Info
Die Gedenkstätte Ehrenhain Zeithain erinnert an das Schicksal der mehr als 30.000 Kriegsgefangenen, die im Zweiten Weltkrieg im Kriegsgefangenenlager Zeithain an Hunger, Krankheiten und den Folgen unmenschlicher Haftbedingungen starben. Wie war das Leben im Kriegsgefangenenlager Zeithain? Wer kümmerte sich um die Kranken und Verwundeten? Und welche Regeln sollen auch im Krieg Menschen schützen?
Im Workshop erkunden junge Menschen die Geschichte des Lazaretts Zeithain und lernen die Schicksale von Sanitätspersonal sowie gefangenen Medizinern kennen, die unter schwierigsten Bedingungen ihre Mitgefangenen versorgten. Anschließend gehen die Teilnehmenden selbst auf Spurensuche: Mithilfe originaler Bodenfunde aus dem ehemaligen Lager erforschen sie Gegenstände des Lageralltags, dokumentieren diese und erschließen ihre Nutzung. So wird Geschichte anhand konkreter Zeugnisse greifbar.

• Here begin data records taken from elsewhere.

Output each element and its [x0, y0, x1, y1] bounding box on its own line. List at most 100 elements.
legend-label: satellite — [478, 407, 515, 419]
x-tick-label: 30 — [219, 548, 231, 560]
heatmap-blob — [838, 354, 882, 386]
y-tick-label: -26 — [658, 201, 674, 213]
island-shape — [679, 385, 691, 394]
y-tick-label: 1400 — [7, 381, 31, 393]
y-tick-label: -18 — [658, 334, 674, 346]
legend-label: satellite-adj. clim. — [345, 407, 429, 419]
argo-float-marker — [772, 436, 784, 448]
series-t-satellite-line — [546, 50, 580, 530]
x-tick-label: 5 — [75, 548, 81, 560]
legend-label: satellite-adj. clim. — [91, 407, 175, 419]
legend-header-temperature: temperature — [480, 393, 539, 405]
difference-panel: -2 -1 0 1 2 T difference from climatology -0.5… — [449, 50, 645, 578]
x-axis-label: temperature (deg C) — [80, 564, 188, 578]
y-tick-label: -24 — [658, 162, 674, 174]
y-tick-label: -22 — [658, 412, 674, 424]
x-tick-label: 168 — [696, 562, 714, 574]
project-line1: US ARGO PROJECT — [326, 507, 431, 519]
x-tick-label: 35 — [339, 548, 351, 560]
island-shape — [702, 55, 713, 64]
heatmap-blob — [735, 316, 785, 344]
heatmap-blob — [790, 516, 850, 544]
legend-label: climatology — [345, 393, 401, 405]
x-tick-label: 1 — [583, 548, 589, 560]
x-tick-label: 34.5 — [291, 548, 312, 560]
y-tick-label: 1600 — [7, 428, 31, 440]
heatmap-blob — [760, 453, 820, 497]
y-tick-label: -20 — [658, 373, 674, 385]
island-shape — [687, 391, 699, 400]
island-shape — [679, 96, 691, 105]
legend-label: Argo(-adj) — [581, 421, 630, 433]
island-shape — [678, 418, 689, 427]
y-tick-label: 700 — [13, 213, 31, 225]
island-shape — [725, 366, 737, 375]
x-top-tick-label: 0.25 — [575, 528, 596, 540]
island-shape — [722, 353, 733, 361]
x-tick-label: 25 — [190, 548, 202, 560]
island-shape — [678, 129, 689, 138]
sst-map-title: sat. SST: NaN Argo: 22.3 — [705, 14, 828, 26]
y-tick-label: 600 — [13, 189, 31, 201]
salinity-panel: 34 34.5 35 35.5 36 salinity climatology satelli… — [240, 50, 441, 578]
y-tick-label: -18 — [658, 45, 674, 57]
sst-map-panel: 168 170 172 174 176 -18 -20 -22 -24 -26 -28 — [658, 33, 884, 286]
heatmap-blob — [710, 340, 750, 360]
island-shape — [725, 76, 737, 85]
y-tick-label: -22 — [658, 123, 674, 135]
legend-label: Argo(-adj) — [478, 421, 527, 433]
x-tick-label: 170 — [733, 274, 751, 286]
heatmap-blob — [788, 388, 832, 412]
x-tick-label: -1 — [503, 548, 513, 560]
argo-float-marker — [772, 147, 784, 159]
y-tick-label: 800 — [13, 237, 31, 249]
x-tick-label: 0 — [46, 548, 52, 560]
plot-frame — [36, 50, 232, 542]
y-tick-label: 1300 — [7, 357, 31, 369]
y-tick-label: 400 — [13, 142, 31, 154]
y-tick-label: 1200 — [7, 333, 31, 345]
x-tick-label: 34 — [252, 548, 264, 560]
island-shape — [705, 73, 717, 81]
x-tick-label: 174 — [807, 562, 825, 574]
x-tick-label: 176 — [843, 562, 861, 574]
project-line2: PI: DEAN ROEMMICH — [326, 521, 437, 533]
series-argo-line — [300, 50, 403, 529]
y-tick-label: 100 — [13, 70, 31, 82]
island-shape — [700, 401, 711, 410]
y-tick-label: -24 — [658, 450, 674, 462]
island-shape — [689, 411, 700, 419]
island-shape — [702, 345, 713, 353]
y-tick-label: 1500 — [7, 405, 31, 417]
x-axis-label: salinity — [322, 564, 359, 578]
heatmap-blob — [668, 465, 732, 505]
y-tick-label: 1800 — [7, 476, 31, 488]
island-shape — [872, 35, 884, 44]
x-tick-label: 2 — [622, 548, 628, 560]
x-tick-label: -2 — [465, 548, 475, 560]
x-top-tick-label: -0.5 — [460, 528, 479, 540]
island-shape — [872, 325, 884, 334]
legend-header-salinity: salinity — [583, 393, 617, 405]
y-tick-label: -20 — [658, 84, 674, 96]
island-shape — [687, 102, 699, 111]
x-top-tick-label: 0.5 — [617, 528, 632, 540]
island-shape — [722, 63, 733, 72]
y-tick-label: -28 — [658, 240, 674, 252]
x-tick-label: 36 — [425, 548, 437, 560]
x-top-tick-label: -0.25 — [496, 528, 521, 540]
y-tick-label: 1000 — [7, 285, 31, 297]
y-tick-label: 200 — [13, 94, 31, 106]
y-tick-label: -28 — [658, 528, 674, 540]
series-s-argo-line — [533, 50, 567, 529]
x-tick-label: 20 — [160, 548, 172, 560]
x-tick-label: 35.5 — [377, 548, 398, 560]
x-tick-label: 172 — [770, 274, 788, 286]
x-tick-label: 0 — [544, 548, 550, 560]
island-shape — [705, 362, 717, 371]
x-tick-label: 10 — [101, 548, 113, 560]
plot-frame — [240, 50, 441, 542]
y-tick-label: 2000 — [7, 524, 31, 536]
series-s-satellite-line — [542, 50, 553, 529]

Im letzten Teil des Workshops richtet sich der Blick auf die Gegenwart: In einem interaktiven Videospiel setzen sich die Jugendlichen mit den Regeln des humanitären Völkerrechts auseinander und diskutieren, warum Menschlichkeit und der Schutz von Menschen auch in bewaffneten Konflikten unverzichtbar sind.
Der Workshop verbindet historisches Lernen, eigenständiges Forschen und die Auseinandersetzung mit aktuellen Fragen von Verantwortung, Menschenrechten und Solidarität.